Thanks to the efforts of a prominent lawmaker and the release of a scathing congressional report, federal authorities are finally investigating the ongoing wrongdoing at the international agency already renowned for its corrupt secretary general, Kofi Anan, and the secret multi-million dollar deals he secured for his son, Kojo.
The investigative Government Accountability Office didn’t have to publish a lengthy report to expose already well-documented problems at the U.N., but apparently that’s what it took to motivate the U.S. Attorney’s office to launch an investigation into the agency. The lengthy report finds deep flaws in management, coordination and oversight in the U.N. peacekeeping operations and says U.N. resources are unnecessarily vulnerable to mismanagement, waste, fraud and abuse.

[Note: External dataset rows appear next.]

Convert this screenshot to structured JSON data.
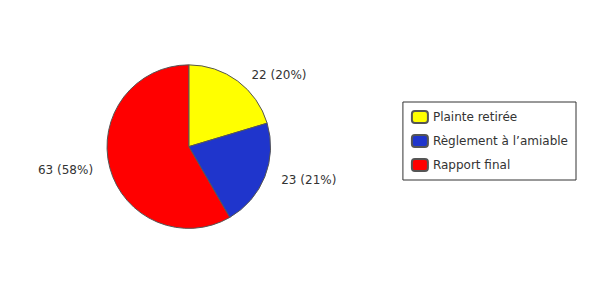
{
  "chart_data": {
    "type": "pie",
    "categories": [
      "Plainte retirée",
      "Règlement à l’amiable",
      "Rapport final"
    ],
    "values": [
      22,
      23,
      63
    ],
    "value_labels": [
      "22 (20%)",
      "23 (21%)",
      "63 (58%)"
    ],
    "colors": [
      "#FFFF00",
      "#1F35CC",
      "#FF0000"
    ],
    "data_labels": true,
    "legend": "right"
  }
}
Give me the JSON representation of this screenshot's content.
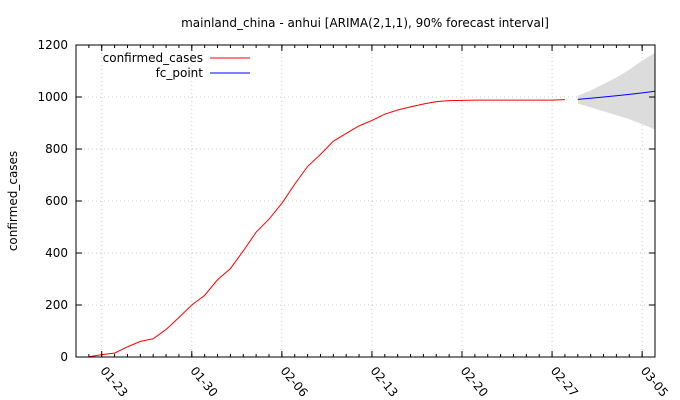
{
  "chart_data": {
    "type": "line",
    "title": "mainland_china - anhui [ARIMA(2,1,1), 90% forecast interval]",
    "xlabel": "",
    "ylabel": "confirmed_cases",
    "ylim": [
      0,
      1200
    ],
    "y_ticks": [
      0,
      200,
      400,
      600,
      800,
      1000,
      1200
    ],
    "y_tick_labels": [
      "0",
      "200",
      "400",
      "600",
      "800",
      "1000",
      "1200"
    ],
    "xlim": [
      "2020-01-21",
      "2020-03-06"
    ],
    "x_ticks": [
      "2020-01-23",
      "2020-01-30",
      "2020-02-06",
      "2020-02-13",
      "2020-02-20",
      "2020-02-27",
      "2020-03-05"
    ],
    "x_tick_labels": [
      "01-23",
      "01-30",
      "02-06",
      "02-13",
      "02-20",
      "02-27",
      "03-05"
    ],
    "grid": true,
    "legend_position": "top-left",
    "series": [
      {
        "name": "confirmed_cases",
        "color": "#ff0000",
        "x": [
          "2020-01-22",
          "2020-01-23",
          "2020-01-24",
          "2020-01-25",
          "2020-01-26",
          "2020-01-27",
          "2020-01-28",
          "2020-01-29",
          "2020-01-30",
          "2020-01-31",
          "2020-02-01",
          "2020-02-02",
          "2020-02-03",
          "2020-02-04",
          "2020-02-05",
          "2020-02-06",
          "2020-02-07",
          "2020-02-08",
          "2020-02-09",
          "2020-02-10",
          "2020-02-11",
          "2020-02-12",
          "2020-02-13",
          "2020-02-14",
          "2020-02-15",
          "2020-02-16",
          "2020-02-17",
          "2020-02-18",
          "2020-02-19",
          "2020-02-20",
          "2020-02-21",
          "2020-02-22",
          "2020-02-23",
          "2020-02-24",
          "2020-02-25",
          "2020-02-26",
          "2020-02-27",
          "2020-02-28"
        ],
        "values": [
          1,
          9,
          15,
          39,
          60,
          70,
          106,
          152,
          200,
          237,
          297,
          340,
          408,
          480,
          530,
          591,
          665,
          733,
          779,
          830,
          860,
          889,
          910,
          934,
          950,
          962,
          973,
          982,
          986,
          987,
          988,
          988,
          988,
          988,
          988,
          988,
          988,
          990
        ]
      },
      {
        "name": "fc_point",
        "color": "#0000ff",
        "x": [
          "2020-02-29",
          "2020-03-01",
          "2020-03-02",
          "2020-03-03",
          "2020-03-04",
          "2020-03-05",
          "2020-03-06"
        ],
        "values": [
          991,
          995,
          1000,
          1005,
          1010,
          1016,
          1022
        ]
      }
    ],
    "forecast_interval": {
      "level": "90%",
      "color": "#dcdcdc",
      "x": [
        "2020-02-29",
        "2020-03-01",
        "2020-03-02",
        "2020-03-03",
        "2020-03-04",
        "2020-03-05",
        "2020-03-06"
      ],
      "lower": [
        975,
        960,
        945,
        930,
        915,
        895,
        875
      ],
      "upper": [
        1005,
        1025,
        1050,
        1075,
        1105,
        1140,
        1170
      ]
    }
  }
}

Illinois Republican Congressman Henry Hyde, also House International Affairs Committee chairman, has been saying this for years and was heavily criticized last month for threatening to withhold U.S. money to the United Nations unless changes were made.
Hyde was one of the few lawmakers who didn’t settle for an obviously biased report from the U.N. watchdog known as the Office of Internal Oversight Services, which is funded by the same body it investigates. This obviously compromises the validity of any so-called investigation.
News By Us writes that that the U.N. has evolved into an ineffective, unaccountable body bloated with bureaucratic egos that offer unenforceable and hollow resolutions. Hyde’s reform ultimatum is also complimented because it offered hope before the politicos on Capitol Hill watered it down.